On célèbre aujourd'hui le plus souvent Terzieff comme une star qu'il ne voulait pas être alors que ce qui était admirable, exemplaire et irremplaçable en lui résidait dans cette vertu perdue : l'intégrité, le scrupule vis à vis de la langue, la volonté de n'être que le serviteur exact du poème. Le bonheur sans mélange qu'a connu Laurent Terzieff dans l'aventure de Philoctète, le passion avec laquelle il s'y est engagé, la performance magistrale qu'il y a accomplie tiennent sans doute à la coïncidence qu'il y a éprouvée entre sa pensée du théâtre, son désir du poème et l'accomplissement de son travail d'acteur.
Sans rien renier évidemment de son parcours dans le répertoire anglo-saxon dont avec raison il était fier, il me disait il y a peu sa joie d'avoir renoué avec ce qu'il appelait un théâtre de la poésie pure : « Au fond, m'a-t-il dit, je suis un comédien lyrique, je suis fait pour ça ». Je crois pour ma part, parce que l'affection ne nuance pas, qu'il était grand dans tous les registres. Mais il est vrai qu'il était un être profondément, intensément poétique et qu'il a pu trouver dans Philoctète une partition accordée à son chant intérieur.

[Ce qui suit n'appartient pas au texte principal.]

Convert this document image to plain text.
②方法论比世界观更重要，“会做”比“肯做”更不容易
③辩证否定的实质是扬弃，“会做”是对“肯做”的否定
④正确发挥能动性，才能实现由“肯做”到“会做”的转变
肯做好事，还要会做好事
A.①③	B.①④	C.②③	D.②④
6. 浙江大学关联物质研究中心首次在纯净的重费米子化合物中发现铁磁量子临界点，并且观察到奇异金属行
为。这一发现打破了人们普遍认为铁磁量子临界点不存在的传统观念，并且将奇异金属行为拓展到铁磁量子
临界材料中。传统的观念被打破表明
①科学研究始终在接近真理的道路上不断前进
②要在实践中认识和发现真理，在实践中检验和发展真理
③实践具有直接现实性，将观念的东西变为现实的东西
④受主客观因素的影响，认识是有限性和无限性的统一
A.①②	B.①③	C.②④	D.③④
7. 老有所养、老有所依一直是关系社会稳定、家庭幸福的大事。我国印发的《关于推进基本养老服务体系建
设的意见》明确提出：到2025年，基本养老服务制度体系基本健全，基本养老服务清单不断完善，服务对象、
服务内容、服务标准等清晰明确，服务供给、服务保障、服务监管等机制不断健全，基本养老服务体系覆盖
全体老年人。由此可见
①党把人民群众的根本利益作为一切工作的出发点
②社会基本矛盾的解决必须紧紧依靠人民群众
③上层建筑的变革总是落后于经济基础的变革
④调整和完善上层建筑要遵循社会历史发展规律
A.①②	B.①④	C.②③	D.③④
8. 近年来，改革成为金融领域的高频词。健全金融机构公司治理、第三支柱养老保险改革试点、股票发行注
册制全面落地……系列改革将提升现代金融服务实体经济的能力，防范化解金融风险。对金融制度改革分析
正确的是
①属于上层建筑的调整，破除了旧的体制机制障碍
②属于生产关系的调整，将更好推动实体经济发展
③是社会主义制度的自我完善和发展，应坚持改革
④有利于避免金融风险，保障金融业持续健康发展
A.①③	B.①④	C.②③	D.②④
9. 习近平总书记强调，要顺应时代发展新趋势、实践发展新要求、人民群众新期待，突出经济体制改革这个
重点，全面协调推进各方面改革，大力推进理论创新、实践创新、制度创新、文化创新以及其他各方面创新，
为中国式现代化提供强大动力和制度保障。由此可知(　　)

Mais attention, il ne vivait pas ce spectacle comme un chant du cygne. Laurent avait des projets pour sa compagnie, il était en avant, comme toujours, il envisageait aussi de faire quelque chose avec mon dernier livre de poèmes... La poésie toujours, comme un diapason à quoi secrètement sa vie s'ajustait. Oui, décidément, travailler à être juste, cela résume Laurent Terzieff. Paul Claudel disait : « À tous les surhommes, il faut préférer ce spectacle rare entre tous : un homme juste et juste un homme ». C'était lui.
Jean-Pierre Siméon
6 juillet 2010
N.B. Jean-Pierre Siméon est actuellement « poète associé » au Théâtre National Populaire, à Villeurbanne, et également directeur artistique du Printemps des poètes.